- Location: Western Australia
- Coordinates: 19°41′S 123°20′E﻿ / ﻿19.683°S 123.333°E
- Area: 17,733 ha (68.47 sq mi)
- Established: 1979
- Governing body: Department of Biodiversity, Conservation and Attractions

= Dragon Tree Soak Nature Reserve =

Nature reserve in Western Australia

Dragon Tree Soak Nature Reserve is located in the Great Sandy Desert in the southern part of the Kimberley region of Western Australia.

It covers an area of around 180 km2 and is 210 km east of the Great Northern Highway.

Dragon Tree Soak is a swamp believed to be a relic of the riverine vegetation found along the Mandora Palaeoriver during its partial rejuvenation by the wetter climates of the early to mid Holocene Epoch.

It is used by birds from the surrounding hummock grasslands but also has species generally associated with scrub or tree-lined watercourses elsewhere. Species not recorded elsewhere in the region but present in the Typha beds were the Clamorous Reed-Warbler and the Australian crake.

It is a wetland of significance, described as:

 Dragon Tree Soak is a swamp with bullrush Typha domingensis and dragon tree Sesbania formosa.
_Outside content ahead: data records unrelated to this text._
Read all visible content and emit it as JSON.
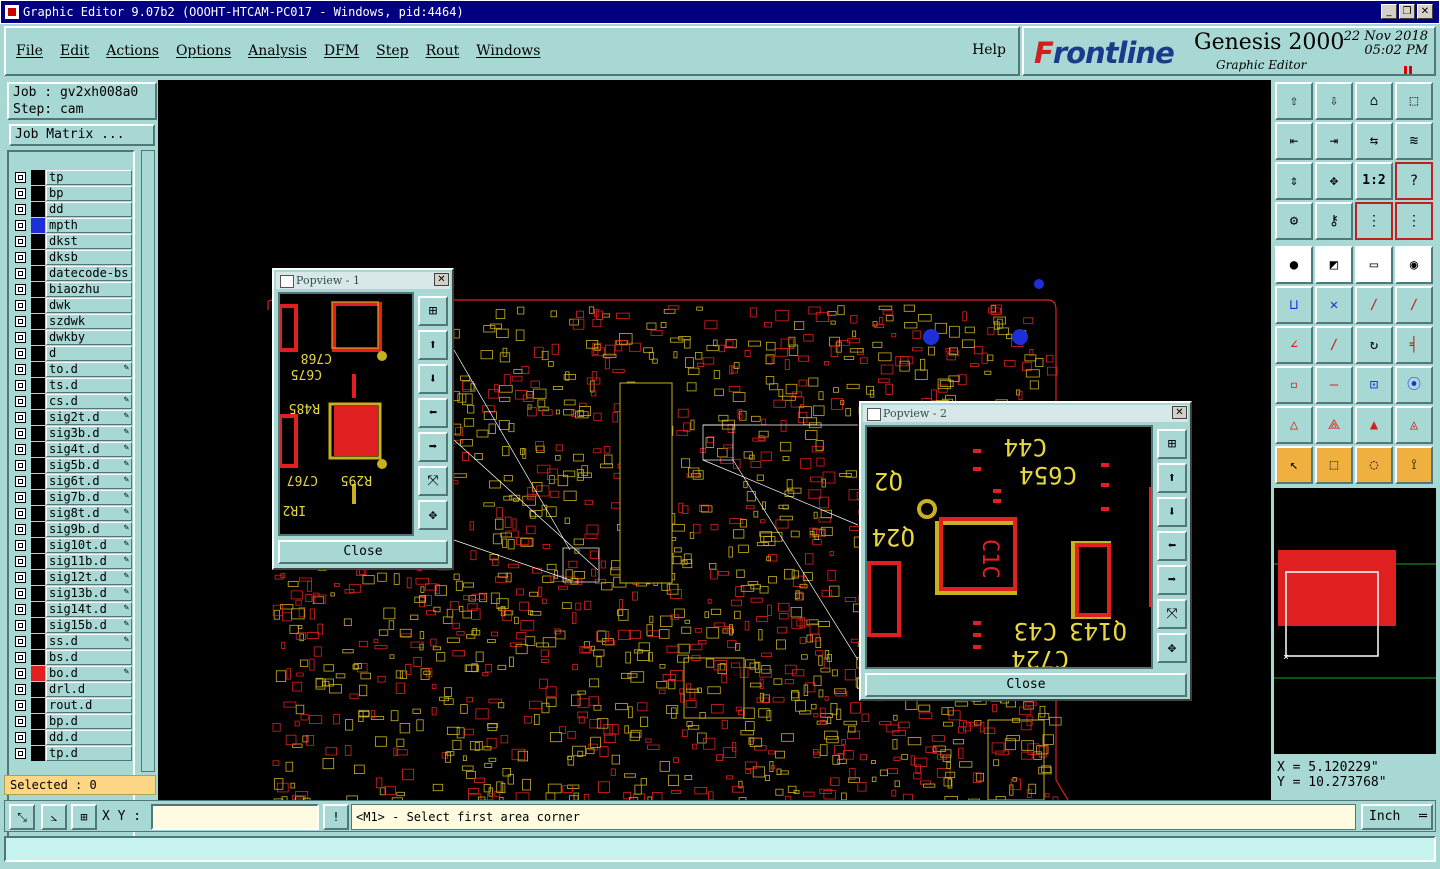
{
  "window": {
    "title": "Graphic Editor 9.07b2 (OOOHT-HTCAM-PC017 - Windows, pid:4464)"
  },
  "menu": [
    "File",
    "Edit",
    "Actions",
    "Options",
    "Analysis",
    "DFM",
    "Step",
    "Rout",
    "Windows"
  ],
  "help_label": "Help",
  "brand": {
    "logo_pre": "F",
    "logo_rest": "rontline",
    "product": "Genesis 2000",
    "subtitle": "Graphic Editor",
    "date": "22 Nov 2018",
    "time": "05:02 PM"
  },
  "job": {
    "job_line": "Job : gv2xh008a0",
    "step_line": "Step: cam",
    "matrix_label": "Job Matrix ..."
  },
  "layers": [
    {
      "name": "tp",
      "color": "#000000",
      "edit": ""
    },
    {
      "name": "bp",
      "color": "#000000",
      "edit": ""
    },
    {
      "name": "dd",
      "color": "#000000",
      "edit": ""
    },
    {
      "name": "mpth",
      "color": "#1f2fd8",
      "edit": ""
    },
    {
      "name": "dkst",
      "color": "#000000",
      "edit": ""
    },
    {
      "name": "dksb",
      "color": "#000000",
      "edit": ""
    },
    {
      "name": "datecode-bs",
      "color": "#000000",
      "edit": ""
    },
    {
      "name": "biaozhu",
      "color": "#000000",
      "edit": ""
    },
    {
      "name": "dwk",
      "color": "#000000",
      "edit": ""
    },
    {
      "name": "szdwk",
      "color": "#000000",
      "edit": ""
    },
    {
      "name": "dwkby",
      "color": "#000000",
      "edit": ""
    },
    {
      "name": "d",
      "color": "#000000",
      "edit": ""
    },
    {
      "name": "to.d",
      "color": "#000000",
      "edit": "✎"
    },
    {
      "name": "ts.d",
      "color": "#000000",
      "edit": ""
    },
    {
      "name": "cs.d",
      "color": "#000000",
      "edit": "✎"
    },
    {
      "name": "sig2t.d",
      "color": "#000000",
      "edit": "✎"
    },
    {
      "name": "sig3b.d",
      "color": "#000000",
      "edit": "✎"
    },
    {
      "name": "sig4t.d",
      "color": "#000000",
      "edit": "✎"
    },
    {
      "name": "sig5b.d",
      "color": "#000000",
      "edit": "✎"
    },
    {
      "name": "sig6t.d",
      "color": "#000000",
      "edit": "✎"
    },
    {
      "name": "sig7b.d",
      "color": "#000000",
      "edit": "✎"
    },
    {
      "name": "sig8t.d",
      "color": "#000000",
      "edit": "✎"
    },
    {
      "name": "sig9b.d",
      "color": "#000000",
      "edit": "✎"
    },
    {
      "name": "sig10t.d",
      "color": "#000000",
      "edit": "✎"
    },
    {
      "name": "sig11b.d",
      "color": "#000000",
      "edit": "✎"
    },
    {
      "name": "sig12t.d",
      "color": "#000000",
      "edit": "✎"
    },
    {
      "name": "sig13b.d",
      "color": "#000000",
      "edit": "✎"
    },
    {
      "name": "sig14t.d",
      "color": "#000000",
      "edit": "✎"
    },
    {
      "name": "sig15b.d",
      "color": "#000000",
      "edit": "✎"
    },
    {
      "name": "ss.d",
      "color": "#000000",
      "edit": "✎"
    },
    {
      "name": "bs.d",
      "color": "#000000",
      "edit": ""
    },
    {
      "name": "bo.d",
      "color": "#e02020",
      "edit": "✎"
    },
    {
      "name": "drl.d",
      "color": "#000000",
      "edit": ""
    },
    {
      "name": "rout.d",
      "color": "#000000",
      "edit": ""
    },
    {
      "name": "bp.d",
      "color": "#000000",
      "edit": ""
    },
    {
      "name": "dd.d",
      "color": "#000000",
      "edit": ""
    },
    {
      "name": "tp.d",
      "color": "#000000",
      "edit": ""
    }
  ],
  "selected_label": "Selected : 0",
  "popview1": {
    "title": "Popview - 1",
    "close_label": "Close",
    "close_x": "✕"
  },
  "popview2": {
    "title": "Popview - 2",
    "close_label": "Close",
    "close_x": "✕"
  },
  "popview1_labels": [
    "C768",
    "C675",
    "R485",
    "R295",
    "C767",
    "IR2"
  ],
  "popview2_labels": [
    "C44",
    "C654",
    "Q2",
    "Q24",
    "C43",
    "Q143",
    "C724",
    "C1C"
  ],
  "coords": {
    "x_line": "X = 5.120229\"",
    "y_line": "Y = 10.273768\""
  },
  "xy_label": "X Y :",
  "xy_value": "",
  "message": "<M1> - Select first area corner",
  "unit_label": "Inch",
  "colors": {
    "board_outline": "#e02020",
    "trace": "#c8b020",
    "pad": "#e02020",
    "drill": "#1f2fd8"
  }
}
It includes a freshwater spring, a permanent freshwater marsh and peatland. It has an area of 5 ha (main water area: 1 ha). It forms an oasis supporting plants and animals that are absent or scarce elsewhere in the desert.

Wild camel damage has been reported as extensive, and programmes to reduce their effect on the reserve have been conducted.

== Assessability ==
It is a reserve that contains old dry lake beds, and is well away from named tracks. It is accessible by driving east following the track at 19°41'54.6"S 121°14'19.9"E, near Eighty Mile Beach, until 20°03'52.9"S 123°18'37.0"E, then heading north by 37 km. Flying by helicopter from Broome or Port Hedland is also possible.